I think those who photograph the landscape, wildlife, flowers, insects, beautiful works of man, portraits, etc., will instantly make the connection. We are celebrating beauty, beauty in nature, beauty in our environment. When that beauty is despoiled our subject matter goes away. Even those who photograph the wreckage we wreak are doing so to make a point, to expose our careless actions and disdain for that entrusted to our care. Photographing beauty is a response back to God, praising Him for what we find good in His creation; photographing wreckage is one way to inform us of our abusive nature.
Man's careless treatment of what I find praise worthy has been a pet peave of mine all my life. We trash our highways with garbage, we clutter our cities with graffiti, we set our forests afire with careless disposal of still burning cigarettes, we pollute our waters in dozens of different ways, and now we are pumping millions of tons of carbon dioxide into our atmosphere on a daily basis. I have even found full scale dumps 30 miles into the backcountry of the Sierra Nevada where horse packers were too lazy to haul out their trash. These included things like rusty cans, bottles, even things as large as stoves. I've often seen old license plates nailed to trees in places that ought to be treated with reverence. The list could go on and on.

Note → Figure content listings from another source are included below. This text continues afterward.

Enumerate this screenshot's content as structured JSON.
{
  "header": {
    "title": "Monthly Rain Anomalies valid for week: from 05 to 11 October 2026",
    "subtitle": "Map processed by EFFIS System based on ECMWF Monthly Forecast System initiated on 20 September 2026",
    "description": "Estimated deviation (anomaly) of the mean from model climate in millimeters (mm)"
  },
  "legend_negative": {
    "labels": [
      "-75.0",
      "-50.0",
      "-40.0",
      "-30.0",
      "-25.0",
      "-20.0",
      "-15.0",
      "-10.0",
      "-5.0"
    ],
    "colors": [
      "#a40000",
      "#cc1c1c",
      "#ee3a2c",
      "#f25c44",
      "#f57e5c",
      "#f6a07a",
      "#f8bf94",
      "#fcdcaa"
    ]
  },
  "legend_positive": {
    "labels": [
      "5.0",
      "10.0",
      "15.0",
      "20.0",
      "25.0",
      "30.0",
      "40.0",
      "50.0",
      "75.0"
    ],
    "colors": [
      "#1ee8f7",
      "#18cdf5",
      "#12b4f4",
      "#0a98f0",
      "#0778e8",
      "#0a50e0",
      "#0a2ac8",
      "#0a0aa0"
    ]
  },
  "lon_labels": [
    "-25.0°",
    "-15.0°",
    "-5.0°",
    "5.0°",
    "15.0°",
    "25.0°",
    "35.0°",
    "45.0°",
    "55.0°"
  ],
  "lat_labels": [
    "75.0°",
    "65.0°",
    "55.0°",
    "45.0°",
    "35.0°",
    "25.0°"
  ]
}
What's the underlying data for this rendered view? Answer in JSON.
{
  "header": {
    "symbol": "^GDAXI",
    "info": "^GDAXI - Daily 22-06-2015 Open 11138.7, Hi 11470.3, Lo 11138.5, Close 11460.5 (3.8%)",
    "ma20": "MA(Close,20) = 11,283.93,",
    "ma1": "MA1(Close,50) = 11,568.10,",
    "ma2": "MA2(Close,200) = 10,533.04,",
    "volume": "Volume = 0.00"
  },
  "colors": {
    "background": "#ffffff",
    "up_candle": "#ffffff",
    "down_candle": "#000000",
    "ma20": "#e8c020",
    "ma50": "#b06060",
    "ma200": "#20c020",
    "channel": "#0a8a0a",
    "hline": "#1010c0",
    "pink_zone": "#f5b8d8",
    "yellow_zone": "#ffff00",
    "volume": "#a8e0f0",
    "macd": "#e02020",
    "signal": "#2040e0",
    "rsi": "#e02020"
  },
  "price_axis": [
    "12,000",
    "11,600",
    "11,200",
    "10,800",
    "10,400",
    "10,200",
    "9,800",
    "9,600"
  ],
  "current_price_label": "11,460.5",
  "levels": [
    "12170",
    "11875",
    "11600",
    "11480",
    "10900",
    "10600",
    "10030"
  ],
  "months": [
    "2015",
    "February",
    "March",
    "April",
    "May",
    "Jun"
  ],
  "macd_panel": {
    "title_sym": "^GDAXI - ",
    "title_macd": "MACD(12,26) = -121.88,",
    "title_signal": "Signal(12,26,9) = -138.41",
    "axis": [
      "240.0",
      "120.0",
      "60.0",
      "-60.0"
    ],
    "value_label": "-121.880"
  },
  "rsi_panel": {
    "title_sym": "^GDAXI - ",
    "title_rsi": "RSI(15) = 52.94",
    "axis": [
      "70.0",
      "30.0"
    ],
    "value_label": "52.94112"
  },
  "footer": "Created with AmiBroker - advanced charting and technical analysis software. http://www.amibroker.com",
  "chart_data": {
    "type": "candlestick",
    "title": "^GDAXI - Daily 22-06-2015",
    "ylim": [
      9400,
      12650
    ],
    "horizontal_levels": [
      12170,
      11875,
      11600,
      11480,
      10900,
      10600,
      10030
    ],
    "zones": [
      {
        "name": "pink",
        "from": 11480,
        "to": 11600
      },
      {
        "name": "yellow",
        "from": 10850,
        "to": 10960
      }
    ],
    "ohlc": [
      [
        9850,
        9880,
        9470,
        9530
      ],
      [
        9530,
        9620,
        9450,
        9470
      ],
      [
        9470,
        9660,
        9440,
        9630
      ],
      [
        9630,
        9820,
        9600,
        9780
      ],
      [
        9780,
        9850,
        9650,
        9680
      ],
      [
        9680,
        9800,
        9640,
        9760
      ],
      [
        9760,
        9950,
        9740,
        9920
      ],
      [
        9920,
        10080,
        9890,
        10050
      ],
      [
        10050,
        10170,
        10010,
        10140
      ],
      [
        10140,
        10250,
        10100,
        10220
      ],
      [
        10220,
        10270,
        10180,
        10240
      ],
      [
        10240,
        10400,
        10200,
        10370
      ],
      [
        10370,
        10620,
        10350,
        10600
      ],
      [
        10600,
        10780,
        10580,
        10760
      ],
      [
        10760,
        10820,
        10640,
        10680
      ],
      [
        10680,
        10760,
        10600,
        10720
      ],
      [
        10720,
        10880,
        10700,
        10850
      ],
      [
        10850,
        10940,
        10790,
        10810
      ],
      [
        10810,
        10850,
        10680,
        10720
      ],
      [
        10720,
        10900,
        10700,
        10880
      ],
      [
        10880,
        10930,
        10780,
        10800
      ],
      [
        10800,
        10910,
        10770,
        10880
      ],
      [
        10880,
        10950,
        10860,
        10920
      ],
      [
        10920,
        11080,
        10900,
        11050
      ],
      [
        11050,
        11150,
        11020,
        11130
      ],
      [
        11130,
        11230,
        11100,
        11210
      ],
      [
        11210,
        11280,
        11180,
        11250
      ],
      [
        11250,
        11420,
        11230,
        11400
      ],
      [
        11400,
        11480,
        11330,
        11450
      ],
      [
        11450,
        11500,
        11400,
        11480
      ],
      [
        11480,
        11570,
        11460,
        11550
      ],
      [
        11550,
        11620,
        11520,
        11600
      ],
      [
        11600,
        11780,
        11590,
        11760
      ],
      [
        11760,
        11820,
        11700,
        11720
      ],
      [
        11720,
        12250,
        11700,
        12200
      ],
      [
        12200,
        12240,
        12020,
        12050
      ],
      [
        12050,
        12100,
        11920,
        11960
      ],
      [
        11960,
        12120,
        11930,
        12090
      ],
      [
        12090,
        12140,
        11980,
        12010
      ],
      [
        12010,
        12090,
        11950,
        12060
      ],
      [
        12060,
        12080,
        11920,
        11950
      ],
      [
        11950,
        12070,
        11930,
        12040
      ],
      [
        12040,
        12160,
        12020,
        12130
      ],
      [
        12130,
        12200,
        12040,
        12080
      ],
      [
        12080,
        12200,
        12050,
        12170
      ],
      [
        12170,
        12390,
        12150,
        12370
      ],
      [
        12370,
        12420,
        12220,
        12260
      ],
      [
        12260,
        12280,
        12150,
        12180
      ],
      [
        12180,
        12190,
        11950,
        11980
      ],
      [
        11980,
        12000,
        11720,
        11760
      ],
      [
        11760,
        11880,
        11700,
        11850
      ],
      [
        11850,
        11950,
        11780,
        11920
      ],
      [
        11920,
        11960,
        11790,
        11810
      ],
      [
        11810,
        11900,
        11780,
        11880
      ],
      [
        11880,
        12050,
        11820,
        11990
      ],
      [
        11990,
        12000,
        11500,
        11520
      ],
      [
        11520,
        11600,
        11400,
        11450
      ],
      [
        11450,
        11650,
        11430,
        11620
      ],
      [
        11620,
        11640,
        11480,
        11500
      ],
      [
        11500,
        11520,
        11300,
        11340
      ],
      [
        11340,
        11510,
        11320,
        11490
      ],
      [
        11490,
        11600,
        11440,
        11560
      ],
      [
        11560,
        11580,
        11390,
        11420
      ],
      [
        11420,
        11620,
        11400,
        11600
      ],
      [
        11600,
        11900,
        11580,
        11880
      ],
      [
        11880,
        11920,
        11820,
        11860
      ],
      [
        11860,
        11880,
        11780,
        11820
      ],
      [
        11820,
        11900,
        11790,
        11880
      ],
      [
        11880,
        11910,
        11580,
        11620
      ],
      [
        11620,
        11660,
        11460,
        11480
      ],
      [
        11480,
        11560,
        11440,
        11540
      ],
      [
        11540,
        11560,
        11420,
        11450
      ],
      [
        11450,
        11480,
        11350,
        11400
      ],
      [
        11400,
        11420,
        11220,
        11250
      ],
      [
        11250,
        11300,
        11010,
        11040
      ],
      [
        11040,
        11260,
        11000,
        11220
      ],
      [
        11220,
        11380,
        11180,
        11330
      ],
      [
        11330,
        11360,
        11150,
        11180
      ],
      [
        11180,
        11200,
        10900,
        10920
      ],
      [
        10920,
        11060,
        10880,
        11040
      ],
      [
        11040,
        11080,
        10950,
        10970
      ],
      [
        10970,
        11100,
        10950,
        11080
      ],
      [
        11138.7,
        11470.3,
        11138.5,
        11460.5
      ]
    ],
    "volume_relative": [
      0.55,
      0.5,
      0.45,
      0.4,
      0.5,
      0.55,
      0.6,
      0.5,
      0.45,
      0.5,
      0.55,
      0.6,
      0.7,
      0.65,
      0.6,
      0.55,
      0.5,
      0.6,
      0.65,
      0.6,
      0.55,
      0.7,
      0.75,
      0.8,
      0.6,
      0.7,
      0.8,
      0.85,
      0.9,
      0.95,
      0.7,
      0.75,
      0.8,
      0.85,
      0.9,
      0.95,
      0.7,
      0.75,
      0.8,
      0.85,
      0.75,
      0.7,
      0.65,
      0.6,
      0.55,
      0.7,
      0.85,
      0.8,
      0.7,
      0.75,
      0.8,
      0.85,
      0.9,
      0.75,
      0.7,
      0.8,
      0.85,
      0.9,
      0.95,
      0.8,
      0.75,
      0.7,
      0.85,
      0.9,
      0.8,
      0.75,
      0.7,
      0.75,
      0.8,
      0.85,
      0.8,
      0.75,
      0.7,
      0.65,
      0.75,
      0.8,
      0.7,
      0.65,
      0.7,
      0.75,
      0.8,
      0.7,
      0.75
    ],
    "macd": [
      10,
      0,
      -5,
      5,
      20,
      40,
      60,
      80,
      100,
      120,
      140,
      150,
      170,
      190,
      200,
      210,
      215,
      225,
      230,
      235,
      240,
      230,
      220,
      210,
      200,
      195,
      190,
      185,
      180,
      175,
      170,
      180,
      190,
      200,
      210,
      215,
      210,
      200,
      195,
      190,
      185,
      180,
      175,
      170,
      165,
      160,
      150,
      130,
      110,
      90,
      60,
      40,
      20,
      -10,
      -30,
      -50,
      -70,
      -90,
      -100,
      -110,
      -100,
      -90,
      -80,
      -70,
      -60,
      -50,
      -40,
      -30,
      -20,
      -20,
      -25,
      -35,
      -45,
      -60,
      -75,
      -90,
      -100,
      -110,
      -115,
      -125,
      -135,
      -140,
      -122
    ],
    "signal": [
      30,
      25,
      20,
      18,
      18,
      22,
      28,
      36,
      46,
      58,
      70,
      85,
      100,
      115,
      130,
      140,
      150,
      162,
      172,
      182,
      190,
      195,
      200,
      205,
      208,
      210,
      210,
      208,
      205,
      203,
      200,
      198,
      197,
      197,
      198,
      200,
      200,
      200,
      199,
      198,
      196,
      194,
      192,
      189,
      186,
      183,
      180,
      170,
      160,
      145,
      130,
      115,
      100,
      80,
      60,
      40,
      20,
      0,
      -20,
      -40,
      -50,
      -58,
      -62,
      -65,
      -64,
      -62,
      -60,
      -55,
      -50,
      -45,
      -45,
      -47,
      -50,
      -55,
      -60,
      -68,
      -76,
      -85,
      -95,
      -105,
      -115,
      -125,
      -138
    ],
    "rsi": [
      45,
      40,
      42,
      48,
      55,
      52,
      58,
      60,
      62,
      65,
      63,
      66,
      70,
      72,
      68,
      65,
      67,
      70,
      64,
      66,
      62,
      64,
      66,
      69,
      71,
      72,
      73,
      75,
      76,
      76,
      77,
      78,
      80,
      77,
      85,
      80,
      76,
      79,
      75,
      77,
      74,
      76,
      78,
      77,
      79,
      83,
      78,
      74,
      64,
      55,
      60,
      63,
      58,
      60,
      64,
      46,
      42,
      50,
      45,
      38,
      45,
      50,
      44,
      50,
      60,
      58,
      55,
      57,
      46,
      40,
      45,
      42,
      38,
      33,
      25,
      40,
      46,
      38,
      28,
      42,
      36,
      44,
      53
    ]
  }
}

Laudato Si' challenges us to a new way of thinking about our "home". No longer do we have the luxury of thinking of our resources as inexhaustible, or that somehow no matter how much abuse we subject it to it will miraculously repair itself. Every day we become more aware of the damage we inflict on our surroundings and the creatures that inhabit our home. Yet there are still those who refuse to acknowledge what they see and refuse to believe the science that tells us our consumerist "throw away" society is not sustainable. It's time for all of us to "own up" to our own responsibility for the care of our environment, and if changes are warranted...make them.